Blouquit Sabine, Regnier Agathe, Dannhoffer Luc, Fermanian Christophe, Naline Emmanuel, Boucher Richard, Chinet Thierry
UPRES EA220, Pathology Department, and Clinical Research Unit, UFR Paris Ile de France Ouest, Université de Versailles Saint Quentin en Yvelines, Boulogne, France.
Am J Respir Crit Care Med. 2006 Aug 1;174(3):299-305. doi: 10.1164/rccm.200506-987OC. Epub 2006 Apr 27.
Small airways constitute a major site of pathology in cystic fibrosis (CF) and provide most of the surface area of the conducting airways of the lung. Little is known, however, about the impact of CF on ion and fluid transport in small (bronchiolar) airways.
To describe the ion and fluid transport properties of CF bronchiolar epithelium.
Primary cultures of human bronchial and bronchiolar (non-CF and CF) epithelial cells were obtained. The bioelectric properties were studied in Ussing chambers and the airway surface liquid (ASL) height was measured with confocal microscopy.
Primary cultures of DeltaF508 CF bronchiolar epithelial cells displayed higher transepithelial resistance than non-CF cultures, whereas baseline short circuit current and amiloride-inhibitable short circuit current were similar in both preparations. The ASL height was significantly smaller in CF compared with non-CF preparations. In the presence of amiloride, addition of forskolin increased short circuit current in non-CF but not in CF bronchiolar cultures, and the ATP-induced increase in short circuit current was lower in CF than in non-CF cultures.

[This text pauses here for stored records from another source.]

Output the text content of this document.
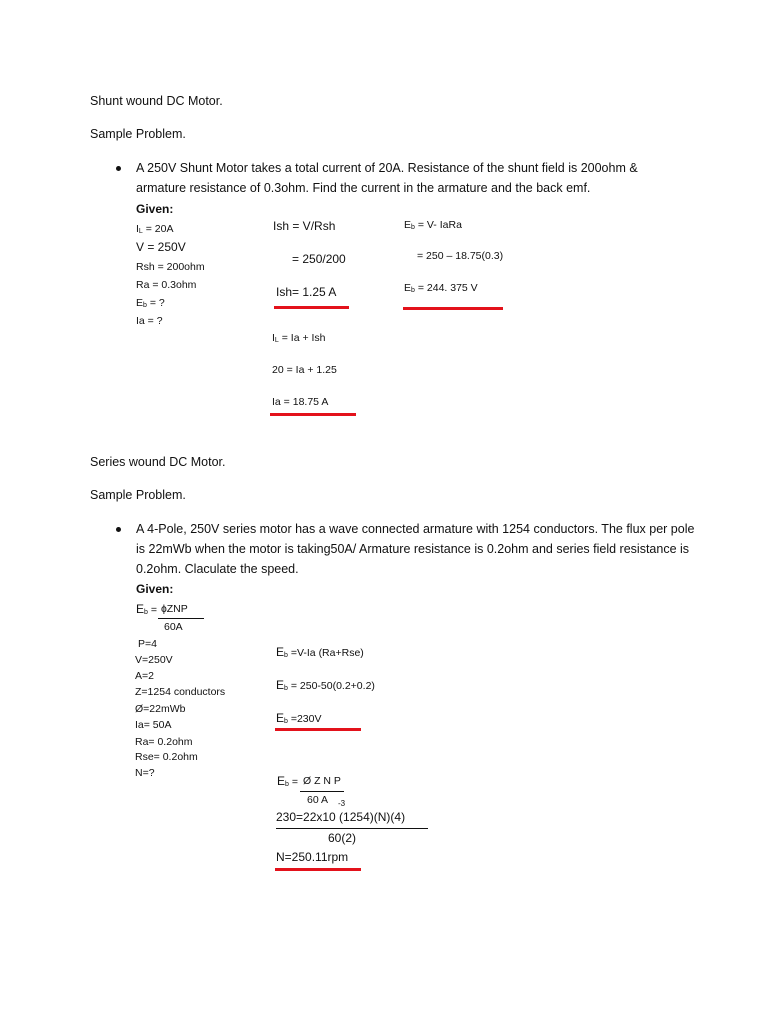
Shunt wound DC Motor.
Sample Problem.
A 250V Shunt Motor takes a total current of 20A. Resistance of the shunt field is 200ohm & armature resistance of 0.3ohm. Find the current in the armature and the back emf.
Given:
$I_L = 20A$
V = 250V
Rsh = 200ohm
Ra = 0.3ohm
$E_b$ = ?
Ia = ?
Ish = V/Rsh
= 250/200
Ish= 1.25 A
$E_b = V-$ IaRa
= 250 – 18.75(0.3)
$E_b = 244$. 375 V
$I_L = Ia$ + Ish
20 = Ia + 1.25
Ia = 18.75 A
Series wound DC Motor.
Sample Problem.
A 4-Pole, 250V series motor has a wave connected armature with 1254 conductors. The flux per pole is 22mWb when the motor is taking50A/ Armature resistance is 0.2ohm and series field resistance is 0.2ohm. Claculate the speed.
Given:
$E_b$ = ɸZNP
60A
P=4
V=250V
A=2
Z=1254 conductors
Ø=22mWb
Ia= 50A
Ra= 0.2ohm
Rse= 0.2ohm
N=?
$E_b =V-Ia$ (Ra+Rse)
$E_b = 250-50(0.2+0.2)$
$E_b =230V$
$E_b$ = Ø Z N P
60 A -3
230=22x10 (1254)(N)(4)
60(2)
N=250.11rpm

Non-CF bronchiolar preparations displayed larger short circuit current and fluid secretion in responses to forskolin than non-CF bronchial preparations, suggesting that CFTR-dependent Cl(-) transport may play a more important role in the regulation of fluid transport in small airways than in large airways.

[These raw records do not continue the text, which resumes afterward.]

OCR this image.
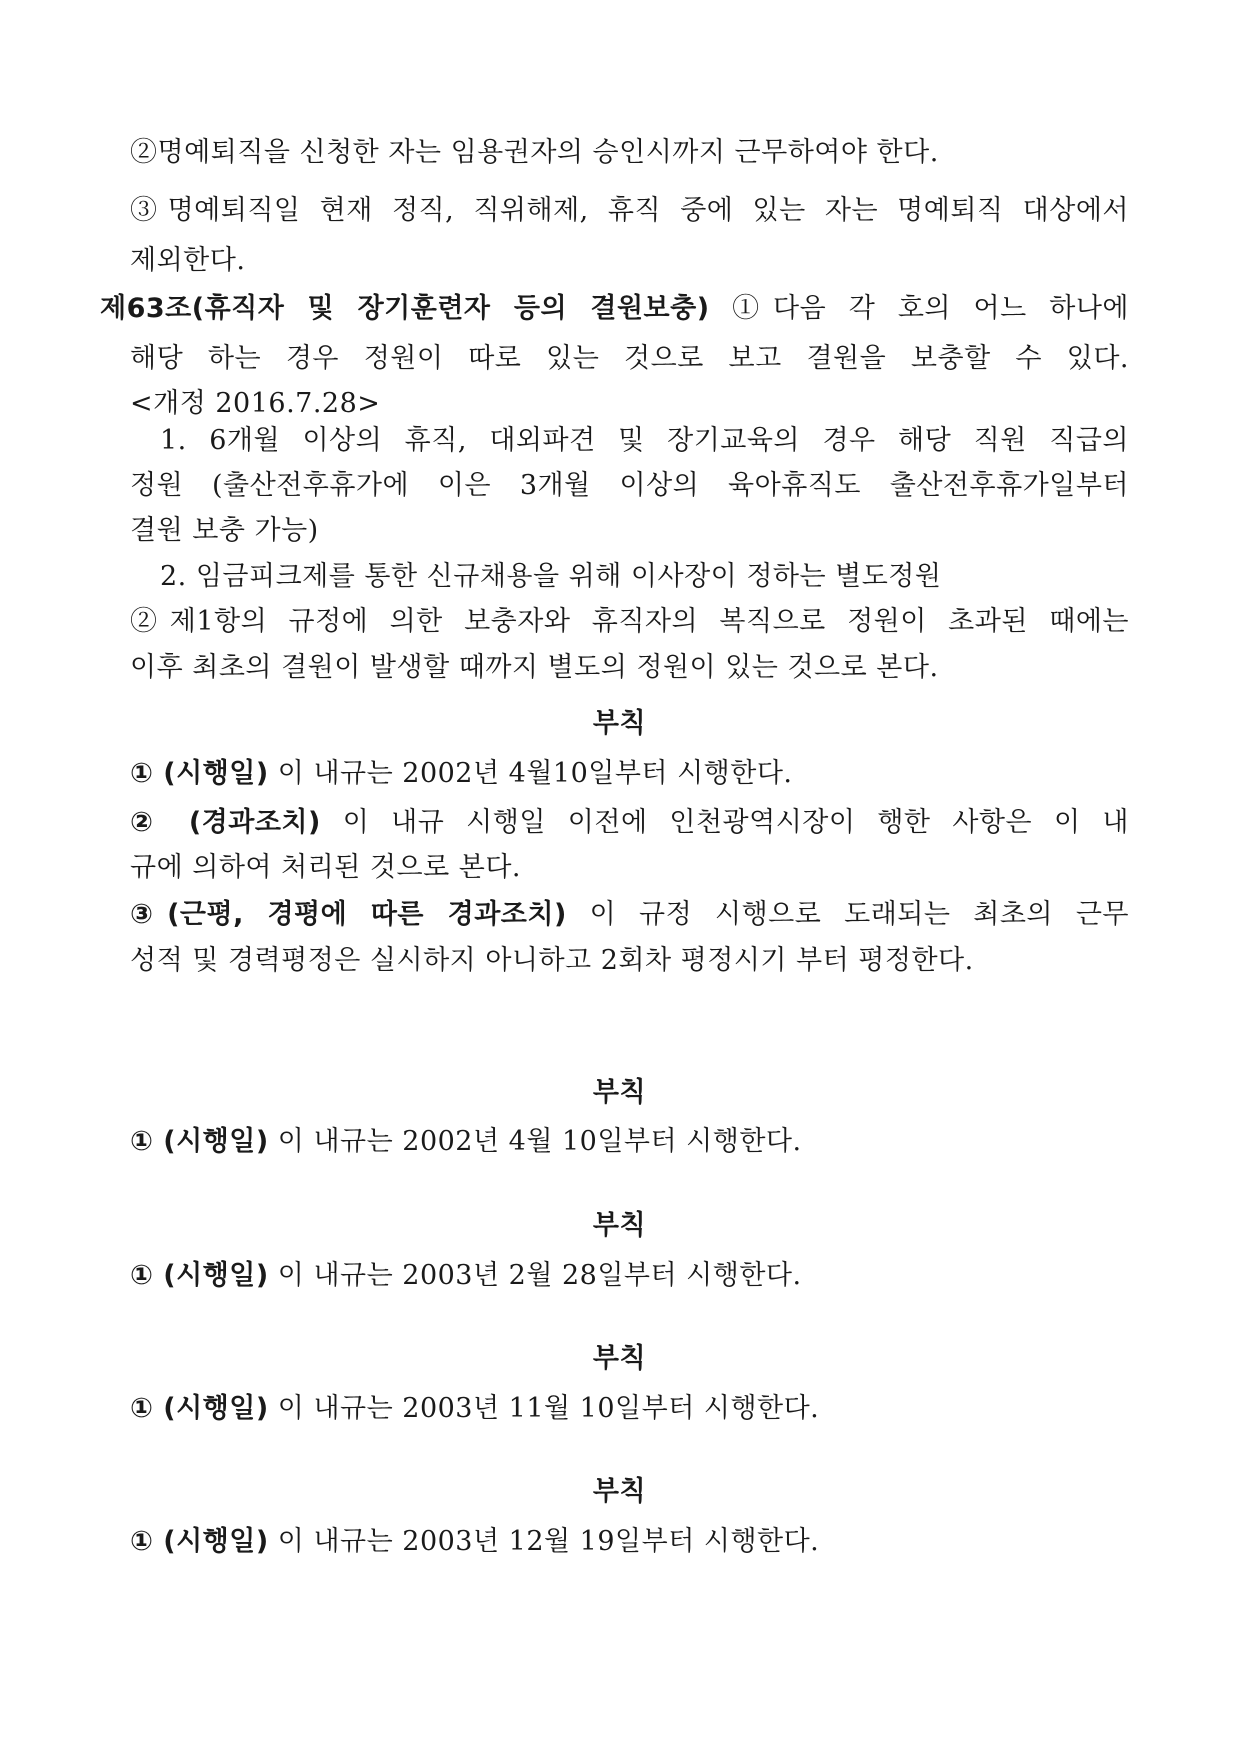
②명예퇴직을 신청한 자는 임용권자의 승인시까지 근무하여야 한다.
③명예퇴직일 현재 정직, 직위해제, 휴직 중에 있는 자는 명예퇴직 대상에서
제외한다.
제63조(휴직자 및 장기훈련자 등의 결원보충) ①다음 각 호의 어느 하나에
해당 하는 경우 정원이 따로 있는 것으로 보고 결원을 보충할 수 있다.
<개정 2016.7.28>
1. 6개월 이상의 휴직, 대외파견 및 장기교육의 경우 해당 직원 직급의
정원 (출산전후휴가에 이은 3개월 이상의 육아휴직도 출산전후휴가일부터
결원 보충 가능)
2. 임금피크제를 통한 신규채용을 위해 이사장이 정하는 별도정원
②제1항의 규정에 의한 보충자와 휴직자의 복직으로 정원이 초과된 때에는
이후 최초의 결원이 발생할 때까지 별도의 정원이 있는 것으로 본다.
부칙
① (시행일) 이 내규는 2002년 4월10일부터 시행한다.
② (경과조치) 이 내규 시행일 이전에 인천광역시장이 행한 사항은 이 내
규에 의하여 처리된 것으로 본다.
③(근평, 경평에 따른 경과조치) 이 규정 시행으로 도래되는 최초의 근무
성적 및 경력평정은 실시하지 아니하고 2회차 평정시기 부터 평정한다.
부칙
① (시행일) 이 내규는 2002년 4월 10일부터 시행한다.
부칙
① (시행일) 이 내규는 2003년 2월 28일부터 시행한다.
부칙
① (시행일) 이 내규는 2003년 11월 10일부터 시행한다.
부칙
① (시행일) 이 내규는 2003년 12월 19일부터 시행한다.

In CF small airways, defective Cl(-) secretion combined with unregulated (persistent) Na(+) absorption results in ASLdepletion.

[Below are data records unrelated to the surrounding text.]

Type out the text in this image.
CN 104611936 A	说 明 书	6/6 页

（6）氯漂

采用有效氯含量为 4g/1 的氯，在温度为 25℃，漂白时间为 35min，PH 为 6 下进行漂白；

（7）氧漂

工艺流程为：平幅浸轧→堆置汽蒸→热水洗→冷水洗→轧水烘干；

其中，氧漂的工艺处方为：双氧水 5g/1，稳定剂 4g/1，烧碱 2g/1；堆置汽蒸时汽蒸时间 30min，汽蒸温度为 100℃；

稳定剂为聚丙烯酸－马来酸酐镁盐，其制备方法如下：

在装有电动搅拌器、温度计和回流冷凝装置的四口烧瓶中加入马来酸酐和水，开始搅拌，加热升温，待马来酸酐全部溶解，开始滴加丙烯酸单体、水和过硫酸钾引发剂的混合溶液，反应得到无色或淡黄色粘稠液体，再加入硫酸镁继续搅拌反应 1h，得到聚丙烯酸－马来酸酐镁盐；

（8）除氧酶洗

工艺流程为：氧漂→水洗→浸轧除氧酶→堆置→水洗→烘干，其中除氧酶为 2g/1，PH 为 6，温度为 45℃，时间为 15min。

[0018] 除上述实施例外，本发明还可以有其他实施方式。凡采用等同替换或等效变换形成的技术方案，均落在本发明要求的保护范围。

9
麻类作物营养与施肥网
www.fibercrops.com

小气道是囊性纤维化(CF)病理变化的主要部位,并且构成了肺传导气道的大部分表面积。然而,关于CF对小(细支气管)气道中离子和液体转运的影响却知之甚少。
描述CF细支气管上皮细胞的离子和液体转运特性。
获取人支气管和细支气管(非CF和CF)上皮细胞的原代培养物。在尤斯灌流小室中研究生物电特性,并用共聚焦显微镜测量气道表面液体(ASL)高度。
DeltaF508 CF细支气管上皮细胞的原代培养物显示出比非CF培养物更高的跨上皮电阻,而两种制剂中的基线短路电流和氨氯地平可抑制的短路电流相似。与非CF制剂相比,CF中的ASL高度明显更小。在存在氨氯地平的情况下,添加福斯高林可增加非CF细支气管培养物中的短路电流,但不能增加CF细支气管培养物中的短路电流,并且CF中ATP诱导的短路电流增加低于非CF培养物。与非CF支气管制剂相比,但非CF细支气管制剂对福斯高林的反应显示出更大的短路电流和液体分泌,这表明CFTR依赖性Cl⁻转运在小气道液体转运调节中可能比大气道中起更重要的作用。
在CF小气道中,Cl⁻分泌缺陷与不受调节(持续)的Na⁺吸收相结合导致ASL耗竭。